If $i$ is more than half the length of the array, subtract half the length of the array, and then recurse on the second half of the array.

9.3-6

The $k$th quantiles of an $n$-element set are the $k - 1$ order statistics that divide the sorted set into $k$ equal-sized sets (to within $1$). Give an $O(n\lg k)$-time algorithm to list the $k$th quantiles of a set.

Pre-calculate the positions of the quantiles in $O(k)$, we use the $O(n)$ select algorithm to find the $\lfloor k / 2 \rfloor$th position, after that the elements are divided into two sets by the pivot the $\lfloor k / 2 \rfloor$th position, we do it recursively in the two sets to find other positions. Since the maximum depth is $\lceil \lg k \rceil$, the total running time is $O(n\lg k)$.

PARTITION(A, p, r)
    x = A[r]
    i = p
    for k = p to r
        if A[k] < x
            i = i + 1
            swap A[i] with A[k]
    i = i + 1
    swap a[i] with a[r]
    return i

RANDOMIZED-PARTITION(A, p, r)
    x = RANDOM(p, r)
    swap A[x] with A[r]
    return PARTITION(A, p, r)

RANDOMIZED-SELECT(A, p, r, i)
    while true
        if p == r
            return p, A[p]
        q = RANDOMIZED-PARTITION(A, p, r)
        k = q - p + 1
        if i == k
            return q, A[q]
        if i < k
            r = q
        else
            p = q + 1
            i = i - k

k-QUANTITLES-SUB(A, p, r, pos, f, e, quantiles)
    if f + 1 > e
        return
    mid = (f + e) / 2
    q, val = RANDOMIZED-SELECT(A, p, r, pos[mid])
    quantiles[mid] = val
    k = q - p + 1
    for i = mid + 1 to e
        pos[i] = pos[i] - k
    k-QUANTILES-SUB(A, q + 1, r, pos, mid + 1, e, quantiles)

k-QUANTITLES(A, k)
    num = A.size() / k
    mod = A.size() % k
    pos = num[1..k]
    for i = 1 to mod
        pos[i] = pos[i] + 1
    for i = 1 to k
        pos[i] = pos[i] + pos[i - 1]
    quantiles = [1..k]
    k-QUANTITLES-SUB(A, 0, A.length, pos, 0, pos.size(), quantiles)
    return quantiles

9.3-7

Describe an $O(n)$-time algorithm that, given a set $S$ of $n$ distinct numbers and a positive integer $k \le n$, determines the $k$ numbers in $S$ that are closest to the median of $S$.

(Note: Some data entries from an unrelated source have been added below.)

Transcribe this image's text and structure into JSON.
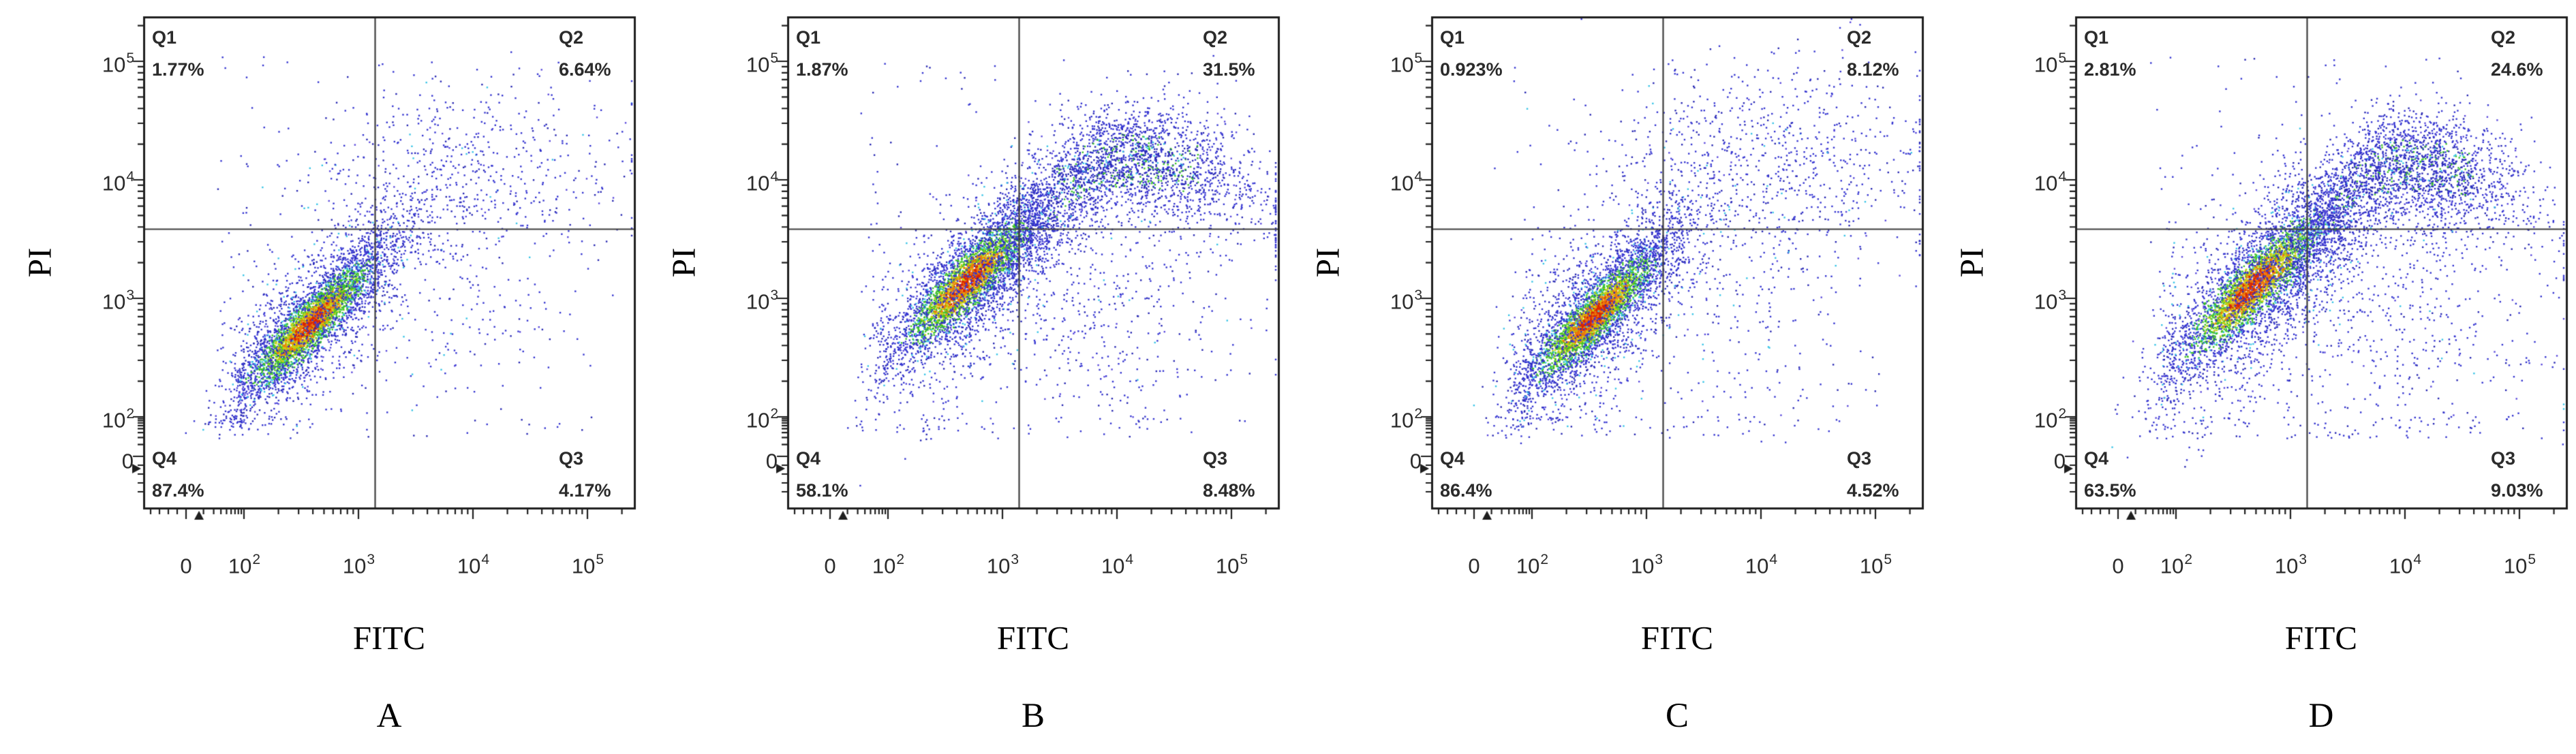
{
  "axis_display": {
    "x": [
      {
        "b": "0"
      },
      {
        "b": "10",
        "e": "2"
      },
      {
        "b": "10",
        "e": "3"
      },
      {
        "b": "10",
        "e": "4"
      },
      {
        "b": "10",
        "e": "5"
      }
    ],
    "y": [
      {
        "b": "10",
        "e": "5"
      },
      {
        "b": "10",
        "e": "4"
      },
      {
        "b": "10",
        "e": "3"
      },
      {
        "b": "10",
        "e": "2"
      },
      {
        "b": "0"
      }
    ]
  },
  "palette": {
    "blue": "#3434d0",
    "blue_dark": "#2828b2",
    "violet": "#5a49dc",
    "cyan": "#38c4e6",
    "green": "#3ec22a",
    "yellow": "#c8d013",
    "orange": "#ec7c0c",
    "red": "#d82605",
    "box": "#1f1f1f",
    "gate": "#3d3d3d",
    "tick": "#1f1f1f",
    "text": "#2b2b2b"
  },
  "chart_data": [
    {
      "type": "scatter",
      "panel_label": "A",
      "xlabel": "FITC",
      "ylabel": "PI",
      "seed": 101,
      "x_axis": {
        "label": "FITC",
        "scale": "biexponential-log",
        "ticks": [
          "0",
          "10^2",
          "10^3",
          "10^4",
          "10^5"
        ]
      },
      "y_axis": {
        "label": "PI",
        "scale": "biexponential-log",
        "ticks": [
          "0",
          "10^2",
          "10^3",
          "10^4",
          "10^5"
        ]
      },
      "gate": {
        "x_value": "~1.3e3",
        "y_value": "~3.8e3"
      },
      "quadrants": [
        {
          "name": "Q1",
          "percent": "1.77%",
          "position": "top-left"
        },
        {
          "name": "Q2",
          "percent": "6.64%",
          "position": "top-right"
        },
        {
          "name": "Q3",
          "percent": "4.17%",
          "position": "bottom-right"
        },
        {
          "name": "Q4",
          "percent": "87.4%",
          "position": "bottom-left"
        }
      ],
      "clusters": [
        {
          "kind": "diag",
          "n": 3500,
          "cx": 0.58,
          "cy": 0.78,
          "sa": 0.4,
          "sc": 0.1
        },
        {
          "kind": "diag",
          "n": 1150,
          "cx": 0.58,
          "cy": 0.78,
          "sa": 0.62,
          "sc": 0.26,
          "mono": true
        },
        {
          "kind": "blob",
          "n": 620,
          "cx": 1.95,
          "cy": 2.02,
          "sx": 0.7,
          "sy": 0.4
        },
        {
          "kind": "diag",
          "n": 280,
          "cx": 1.12,
          "cy": 1.4,
          "sa": 0.34,
          "sc": 0.16,
          "mono": true
        },
        {
          "kind": "blob",
          "n": 150,
          "cx": 1.8,
          "cy": 0.8,
          "sx": 0.55,
          "sy": 0.45
        },
        {
          "kind": "uniform",
          "n": 130,
          "x0": -0.5,
          "x1": 3.05,
          "y0": -0.55,
          "y1": 3.05
        }
      ]
    },
    {
      "type": "scatter",
      "panel_label": "B",
      "xlabel": "FITC",
      "ylabel": "PI",
      "seed": 202,
      "x_axis": {
        "label": "FITC",
        "scale": "biexponential-log",
        "ticks": [
          "0",
          "10^2",
          "10^3",
          "10^4",
          "10^5"
        ]
      },
      "y_axis": {
        "label": "PI",
        "scale": "biexponential-log",
        "ticks": [
          "0",
          "10^2",
          "10^3",
          "10^4",
          "10^5"
        ]
      },
      "gate": {
        "x_value": "~1.3e3",
        "y_value": "~3.8e3"
      },
      "quadrants": [
        {
          "name": "Q1",
          "percent": "1.87%",
          "position": "top-left"
        },
        {
          "name": "Q2",
          "percent": "31.5%",
          "position": "top-right"
        },
        {
          "name": "Q3",
          "percent": "8.48%",
          "position": "bottom-right"
        },
        {
          "name": "Q4",
          "percent": "58.1%",
          "position": "bottom-left"
        }
      ],
      "clusters": [
        {
          "kind": "diag",
          "n": 3100,
          "cx": 0.7,
          "cy": 1.14,
          "sa": 0.42,
          "sc": 0.115
        },
        {
          "kind": "diag",
          "n": 1050,
          "cx": 0.68,
          "cy": 1.1,
          "sa": 0.64,
          "sc": 0.27,
          "mono": true
        },
        {
          "kind": "band",
          "n": 2550,
          "cx": 2.05,
          "cy": 2.16,
          "sx": 0.6,
          "sy": 0.25
        },
        {
          "kind": "diag",
          "n": 520,
          "cx": 1.12,
          "cy": 1.58,
          "sa": 0.38,
          "sc": 0.2,
          "mono": true
        },
        {
          "kind": "blob",
          "n": 420,
          "cx": 1.9,
          "cy": 0.92,
          "sx": 0.65,
          "sy": 0.55
        },
        {
          "kind": "uniform",
          "n": 200,
          "x0": -0.5,
          "x1": 3.05,
          "y0": -0.55,
          "y1": 3.05
        }
      ]
    },
    {
      "type": "scatter",
      "panel_label": "C",
      "xlabel": "FITC",
      "ylabel": "PI",
      "seed": 303,
      "x_axis": {
        "label": "FITC",
        "scale": "biexponential-log",
        "ticks": [
          "0",
          "10^2",
          "10^3",
          "10^4",
          "10^5"
        ]
      },
      "y_axis": {
        "label": "PI",
        "scale": "biexponential-log",
        "ticks": [
          "0",
          "10^2",
          "10^3",
          "10^4",
          "10^5"
        ]
      },
      "gate": {
        "x_value": "~1.3e3",
        "y_value": "~3.8e3"
      },
      "quadrants": [
        {
          "name": "Q1",
          "percent": "0.923%",
          "position": "top-left"
        },
        {
          "name": "Q2",
          "percent": "8.12%",
          "position": "top-right"
        },
        {
          "name": "Q3",
          "percent": "4.52%",
          "position": "bottom-right"
        },
        {
          "name": "Q4",
          "percent": "86.4%",
          "position": "bottom-left"
        }
      ],
      "clusters": [
        {
          "kind": "diag",
          "n": 3300,
          "cx": 0.55,
          "cy": 0.85,
          "sa": 0.4,
          "sc": 0.105
        },
        {
          "kind": "diag",
          "n": 1350,
          "cx": 0.52,
          "cy": 0.8,
          "sa": 0.63,
          "sc": 0.29,
          "mono": true
        },
        {
          "kind": "blob",
          "n": 820,
          "cx": 2.0,
          "cy": 2.08,
          "sx": 0.76,
          "sy": 0.46
        },
        {
          "kind": "diag",
          "n": 300,
          "cx": 1.1,
          "cy": 1.48,
          "sa": 0.36,
          "sc": 0.18,
          "mono": true
        },
        {
          "kind": "blob",
          "n": 180,
          "cx": 1.8,
          "cy": 0.75,
          "sx": 0.6,
          "sy": 0.5
        },
        {
          "kind": "uniform",
          "n": 160,
          "x0": -0.5,
          "x1": 3.05,
          "y0": -0.55,
          "y1": 3.05
        }
      ]
    },
    {
      "type": "scatter",
      "panel_label": "D",
      "xlabel": "FITC",
      "ylabel": "PI",
      "seed": 404,
      "x_axis": {
        "label": "FITC",
        "scale": "biexponential-log",
        "ticks": [
          "0",
          "10^2",
          "10^3",
          "10^4",
          "10^5"
        ]
      },
      "y_axis": {
        "label": "PI",
        "scale": "biexponential-log",
        "ticks": [
          "0",
          "10^2",
          "10^3",
          "10^4",
          "10^5"
        ]
      },
      "gate": {
        "x_value": "~1.3e3",
        "y_value": "~3.8e3"
      },
      "quadrants": [
        {
          "name": "Q1",
          "percent": "2.81%",
          "position": "top-left"
        },
        {
          "name": "Q2",
          "percent": "24.6%",
          "position": "top-right"
        },
        {
          "name": "Q3",
          "percent": "9.03%",
          "position": "bottom-right"
        },
        {
          "name": "Q4",
          "percent": "63.5%",
          "position": "bottom-left"
        }
      ],
      "clusters": [
        {
          "kind": "diag",
          "n": 3100,
          "cx": 0.68,
          "cy": 1.1,
          "sa": 0.46,
          "sc": 0.125
        },
        {
          "kind": "diag",
          "n": 1200,
          "cx": 0.7,
          "cy": 1.08,
          "sa": 0.68,
          "sc": 0.3,
          "mono": true
        },
        {
          "kind": "band",
          "n": 2350,
          "cx": 1.98,
          "cy": 2.12,
          "sx": 0.56,
          "sy": 0.24
        },
        {
          "kind": "diag",
          "n": 600,
          "cx": 1.15,
          "cy": 1.6,
          "sa": 0.4,
          "sc": 0.22,
          "mono": true
        },
        {
          "kind": "blob",
          "n": 500,
          "cx": 1.9,
          "cy": 0.9,
          "sx": 0.66,
          "sy": 0.58
        },
        {
          "kind": "uniform",
          "n": 210,
          "x0": -0.5,
          "x1": 3.05,
          "y0": -0.55,
          "y1": 3.05
        }
      ]
    }
  ]
}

Find the median in $O(n)$; create a new array, each element is the absolute value of the original value subtract the median; find the $k$th smallest number in $O(n)$, then the desired values are the elements whose absolute difference with the median is less than or equal to the $k$th smallest number in the new array.

9.3-8

Let $X[1..n]$ and $Y[1..n]$ be two arrays, each containing $n$ numbers already in sorted order. Give an $O(\lg n)$-time algorithm to find the median of all $2n$ elements in arrays $X$ and $Y$.

Without loss of generality, assume $n$ is a power of $2$.

MEDIAN(X, Y, n)
    if n == 1
        return min(X[1], Y[1])
    if X[n / 2] < Y[n / 2]
        return MEDIAN(X[n / 2 + 1..n], Y[1..n / 2], n / 2)
    return MEDIAN(X[1..n / 2], Y[n / 2 + 1..n], n / 2)

9.3-9

Professor Olay is consulting for an oil company, which is planning a large pipeline running east to west through an oil field of $n$ wells. The company wants to connect a spur pipeline from each well directly to the main pipeline along a shortest route (either north or south), as shown in Figure 9.2. Given the $x$- and $y$-coordinates of the wells, how should the professor pick the optimal location of the main pipeline, which would be the one that minimizes the total length of the spurs? Show how to determine the optimal location in linear time.

If $n$ is odd, we pick the $y$ coordinate of the main pipeline to be equal to the median of all the $y$ coordinates of the wells.
If $n$ is even, we pick the $y$ coordinate of the pipeline to be anything between the $y$ coordinates of the wells with $y$-coordinates which have order statistics $\lfloor (n + 1) / 2 \rfloor$ and the $\lceil (n + 1) / 2 \rceil$. These can all be found in linear time using the algorithm from this section.